Additional factors for modern cloud-native apps
In Beyond the Twelve-Factor App, Kevin Hoffman discussed three additional factors that are important for building cloud-native applications in the modern era. Let's take a look.
API first
In the API first approach, applications are designed with the intent to be consistent and reusable. The API description language helps in providing a contract that dictates the behavior of an API. For example, Swagger provides the tooling for developing APIs with the OpenAPI specification.
Telemetry
In a cloud-native environment, teams have less control over the execution environment. They are dependent on the capabilities provided by the cloud vendor. Installing debuggers and inspectors is not an option, which makes real-time application monitoring and telemetry a challenge. To address telemetry, you need to make sure that you are collecting system/health data, application performance data, and domain-specific data so that you have complete visibility of the system in near real time.
Security
Security is an important pillar of a well-architected cloud-native application. The cloud-native application is built to run in multiple data centers to serve customers across the globe. They need to ensure that the clients accessing these applications are authenticated and authorized. These applications should identify every requestor and grant access based on their roles. At times, these requests are encrypted using Transport Layer Security (TLS) to ensure data privacy while data is in transit. Teams also need to think about securing their data at rest with the capabilities available in different storage platforms. As an example, Azure Cosmos DB and an Azure SQL server allow us to encrypt data at rest.

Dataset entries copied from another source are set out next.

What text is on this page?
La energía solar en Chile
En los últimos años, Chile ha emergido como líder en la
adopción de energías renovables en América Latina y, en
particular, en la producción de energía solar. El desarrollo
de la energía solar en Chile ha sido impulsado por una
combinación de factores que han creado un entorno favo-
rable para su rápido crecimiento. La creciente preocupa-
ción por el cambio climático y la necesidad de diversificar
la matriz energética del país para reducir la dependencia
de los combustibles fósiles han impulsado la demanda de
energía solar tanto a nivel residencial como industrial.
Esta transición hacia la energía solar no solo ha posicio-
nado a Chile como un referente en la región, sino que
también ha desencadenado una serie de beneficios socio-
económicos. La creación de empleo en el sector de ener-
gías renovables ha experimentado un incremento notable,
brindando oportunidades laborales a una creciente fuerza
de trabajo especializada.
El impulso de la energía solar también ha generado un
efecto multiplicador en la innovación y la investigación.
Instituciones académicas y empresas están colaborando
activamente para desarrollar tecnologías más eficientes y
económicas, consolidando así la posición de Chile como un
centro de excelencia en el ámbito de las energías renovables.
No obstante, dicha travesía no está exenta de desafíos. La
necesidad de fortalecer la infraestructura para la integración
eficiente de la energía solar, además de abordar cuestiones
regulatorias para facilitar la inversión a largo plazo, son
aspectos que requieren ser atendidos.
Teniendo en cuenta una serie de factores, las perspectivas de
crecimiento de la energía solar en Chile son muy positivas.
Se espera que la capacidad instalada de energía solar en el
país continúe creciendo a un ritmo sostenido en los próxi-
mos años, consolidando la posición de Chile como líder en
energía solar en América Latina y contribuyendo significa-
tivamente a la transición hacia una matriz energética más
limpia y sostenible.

The preceding 12 factors and the three additional factors we've looked at here have given us a thorough understanding of building cloud-native microservices with an API first mindset. In the cloud-native world, security and telemetry are no longer an afterthought. Approaching security with a zero-trust mindset is essential, while continuously collecting data to monitor system health gives you the ability to make the necessary adjustments to achieve higher availability for the systems.